Ce serait suicidaire de maintenir ses parts de marché en cassant les prix au détriment des marges. Même si je sais bien que pendant les années fastes, beaucoup ont investi dans leur outil de production en ouvrant des hangars, des dépôts et des showrooms…, et qu’il faut les rentabiliser.
Le logement privé neuf va baisser. Mais le bâtiment, c’est aussi du logement social et de l’amélioration-entretien. Le premier se développe – on annonce 120 000 logements sociaux – et le second semble tourner normalement.
Les entreprises qui ne le font pas doivent s’y intéresser. D’autant que l’on peut espérer que le Grenelle génère des travaux. Il faut aussi pratiquer une politique de l’offre, et se tourner vers des contrats de partenariat et des BEA, qui sont à la portée des entreprises moyennes.
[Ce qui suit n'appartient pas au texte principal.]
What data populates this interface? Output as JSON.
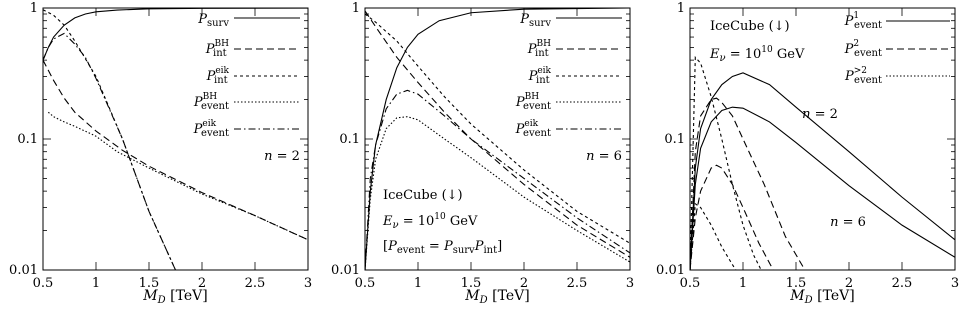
{
  "chart_data": [
    {
      "type": "line",
      "xlabel": "M_D [TeV]",
      "xlim": [
        0.5,
        3
      ],
      "ylim": [
        0.01,
        1
      ],
      "yscale": "log",
      "x_ticks": [
        "0.5",
        "1",
        "1.5",
        "2",
        "2.5",
        "3"
      ],
      "y_ticks": [
        "0.01",
        "0.1",
        "1"
      ],
      "legend_position": "top-right",
      "annotations": [
        {
          "text": "n = 2"
        }
      ],
      "series": [
        {
          "name": "P_surv",
          "style": "solid",
          "x": [
            0.5,
            0.55,
            0.6,
            0.7,
            0.8,
            0.9,
            1.0,
            1.2,
            1.5,
            2.0,
            3.0
          ],
          "y": [
            0.4,
            0.5,
            0.6,
            0.74,
            0.84,
            0.9,
            0.935,
            0.965,
            0.985,
            0.995,
            0.999
          ]
        },
        {
          "name": "P_int^BH",
          "style": "dashed",
          "x": [
            0.5,
            0.6,
            0.7,
            0.8,
            1.0,
            1.25,
            1.5,
            2.0,
            2.5,
            3.0
          ],
          "y": [
            0.4,
            0.28,
            0.205,
            0.16,
            0.115,
            0.082,
            0.062,
            0.039,
            0.026,
            0.017
          ]
        },
        {
          "name": "P_int^eik",
          "style": "dotted",
          "x": [
            0.5,
            0.6,
            0.7,
            0.8,
            1.0,
            1.25,
            1.5,
            1.75
          ],
          "y": [
            0.97,
            0.88,
            0.74,
            0.56,
            0.3,
            0.1,
            0.028,
            0.01
          ]
        },
        {
          "name": "P_event^BH",
          "style": "dotted-fine",
          "x": [
            0.55,
            0.6,
            0.7,
            0.8,
            1.0,
            1.2,
            1.5,
            2.0,
            2.5,
            3.0
          ],
          "y": [
            0.16,
            0.148,
            0.135,
            0.125,
            0.105,
            0.08,
            0.06,
            0.038,
            0.026,
            0.017
          ]
        },
        {
          "name": "P_event^eik",
          "style": "dash-dot",
          "x": [
            0.5,
            0.55,
            0.6,
            0.7,
            0.8,
            0.9,
            1.0,
            1.25,
            1.5,
            1.75
          ],
          "y": [
            0.4,
            0.5,
            0.58,
            0.64,
            0.53,
            0.42,
            0.29,
            0.1,
            0.028,
            0.01
          ]
        }
      ]
    },
    {
      "type": "line",
      "xlabel": "M_D [TeV]",
      "xlim": [
        0.5,
        3
      ],
      "ylim": [
        0.01,
        1
      ],
      "yscale": "log",
      "x_ticks": [
        "0.5",
        "1",
        "1.5",
        "2",
        "2.5",
        "3"
      ],
      "y_ticks": [
        "0.01",
        "0.1",
        "1"
      ],
      "legend_position": "top-right",
      "annotations": [
        {
          "text": "n = 6"
        },
        {
          "text": "IceCube (↓)"
        },
        {
          "text": "E_ν = 10^10 GeV"
        },
        {
          "text": "[P_event = P_surv P_int]"
        }
      ],
      "series": [
        {
          "name": "P_surv",
          "style": "solid",
          "x": [
            0.5,
            0.55,
            0.6,
            0.7,
            0.8,
            0.9,
            1.0,
            1.2,
            1.5,
            2.0,
            3.0
          ],
          "y": [
            0.01,
            0.04,
            0.09,
            0.2,
            0.35,
            0.5,
            0.63,
            0.8,
            0.92,
            0.98,
            1.0
          ]
        },
        {
          "name": "P_int^BH",
          "style": "dashed",
          "x": [
            0.5,
            0.6,
            0.7,
            0.8,
            1.0,
            1.25,
            1.5,
            2.0,
            2.5,
            3.0
          ],
          "y": [
            0.95,
            0.72,
            0.55,
            0.42,
            0.27,
            0.16,
            0.1,
            0.045,
            0.022,
            0.0125
          ]
        },
        {
          "name": "P_int^eik",
          "style": "dotted",
          "x": [
            0.5,
            0.6,
            0.7,
            0.8,
            1.0,
            1.25,
            1.5,
            2.0,
            2.5,
            3.0
          ],
          "y": [
            0.9,
            0.78,
            0.66,
            0.56,
            0.36,
            0.21,
            0.13,
            0.058,
            0.028,
            0.016
          ]
        },
        {
          "name": "P_event^BH",
          "style": "dotted-fine",
          "x": [
            0.5,
            0.55,
            0.6,
            0.7,
            0.8,
            0.9,
            1.0,
            1.25,
            1.5,
            2.0,
            2.5,
            3.0
          ],
          "y": [
            0.01,
            0.035,
            0.07,
            0.12,
            0.145,
            0.148,
            0.14,
            0.1,
            0.072,
            0.036,
            0.02,
            0.0115
          ]
        },
        {
          "name": "P_event^eik",
          "style": "dash-dot",
          "x": [
            0.5,
            0.55,
            0.6,
            0.7,
            0.8,
            0.9,
            1.0,
            1.25,
            1.5,
            2.0,
            2.5,
            3.0
          ],
          "y": [
            0.01,
            0.05,
            0.09,
            0.17,
            0.22,
            0.235,
            0.22,
            0.15,
            0.1,
            0.05,
            0.025,
            0.0135
          ]
        }
      ]
    },
    {
      "type": "line",
      "xlabel": "M_D [TeV]",
      "xlim": [
        0.5,
        3
      ],
      "ylim": [
        0.01,
        1
      ],
      "yscale": "log",
      "x_ticks": [
        "0.5",
        "1",
        "1.5",
        "2",
        "2.5",
        "3"
      ],
      "y_ticks": [
        "0.01",
        "0.1",
        "1"
      ],
      "legend_position": "top-right",
      "annotations": [
        {
          "text": "IceCube (↓)"
        },
        {
          "text": "E_ν = 10^10 GeV"
        },
        {
          "text": "n = 2"
        },
        {
          "text": "n = 6"
        }
      ],
      "series": [
        {
          "name": "P_event^1",
          "group": "n = 2",
          "style": "solid",
          "x": [
            0.5,
            0.55,
            0.6,
            0.7,
            0.8,
            0.9,
            1.0,
            1.25,
            1.5,
            2.0,
            2.5,
            3.0
          ],
          "y": [
            0.01,
            0.06,
            0.12,
            0.2,
            0.26,
            0.3,
            0.32,
            0.26,
            0.175,
            0.08,
            0.036,
            0.017
          ]
        },
        {
          "name": "P_event^1",
          "group": "n = 6",
          "style": "solid",
          "x": [
            0.5,
            0.55,
            0.6,
            0.7,
            0.8,
            0.9,
            1.0,
            1.25,
            1.5,
            2.0,
            2.5,
            3.0
          ],
          "y": [
            0.01,
            0.045,
            0.085,
            0.135,
            0.165,
            0.175,
            0.172,
            0.135,
            0.094,
            0.044,
            0.022,
            0.0125
          ]
        },
        {
          "name": "P_event^2",
          "group": "n = 2",
          "style": "dashed",
          "x": [
            0.5,
            0.55,
            0.6,
            0.7,
            0.75,
            0.8,
            0.9,
            1.0,
            1.2,
            1.4,
            1.6
          ],
          "y": [
            0.01,
            0.08,
            0.15,
            0.2,
            0.205,
            0.19,
            0.15,
            0.1,
            0.045,
            0.018,
            0.0095
          ]
        },
        {
          "name": "P_event^2",
          "group": "n = 6",
          "style": "dashed",
          "x": [
            0.5,
            0.55,
            0.6,
            0.7,
            0.75,
            0.8,
            0.9,
            1.0,
            1.15,
            1.3
          ],
          "y": [
            0.01,
            0.025,
            0.04,
            0.06,
            0.063,
            0.06,
            0.045,
            0.03,
            0.016,
            0.0095
          ]
        },
        {
          "name": "P_event^>2",
          "group": "n = 2",
          "style": "dotted",
          "x": [
            0.5,
            0.55,
            0.6,
            0.7,
            0.8,
            0.9,
            1.0,
            1.1,
            1.2
          ],
          "y": [
            0.01,
            0.42,
            0.38,
            0.21,
            0.1,
            0.045,
            0.022,
            0.013,
            0.009
          ]
        },
        {
          "name": "P_event^>2",
          "group": "n = 6",
          "style": "dotted",
          "x": [
            0.5,
            0.55,
            0.6,
            0.7,
            0.8,
            0.9,
            0.95
          ],
          "y": [
            0.01,
            0.032,
            0.03,
            0.022,
            0.015,
            0.011,
            0.0095
          ]
        }
      ]
    }
  ]
}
Enfin, dans la mesure où il y a moins de pression sur les chantiers, il faut en profiter pour former notre personnel, afin d’éviter ce qui s’est passé dans les années quatre-vingt-dix : une fois sortis de la crise, nous avons eu énormément de mal à reconstituer les équipes. Essayons donc de maintenir l’emploi. A très court terme, il faut se rapprocher des banques en cas de difficulté. Malgré les annonces du gouvernement, il va encore y avoir des moments difficiles à passer. Il faut que les banques mettent le plus rapidement possible en œuvre les mesures en faveur des PME. J’ajoute que nous devons tous être très vigilants sur la communication et éviter le catastrophisme. Gardons notre sang froid.»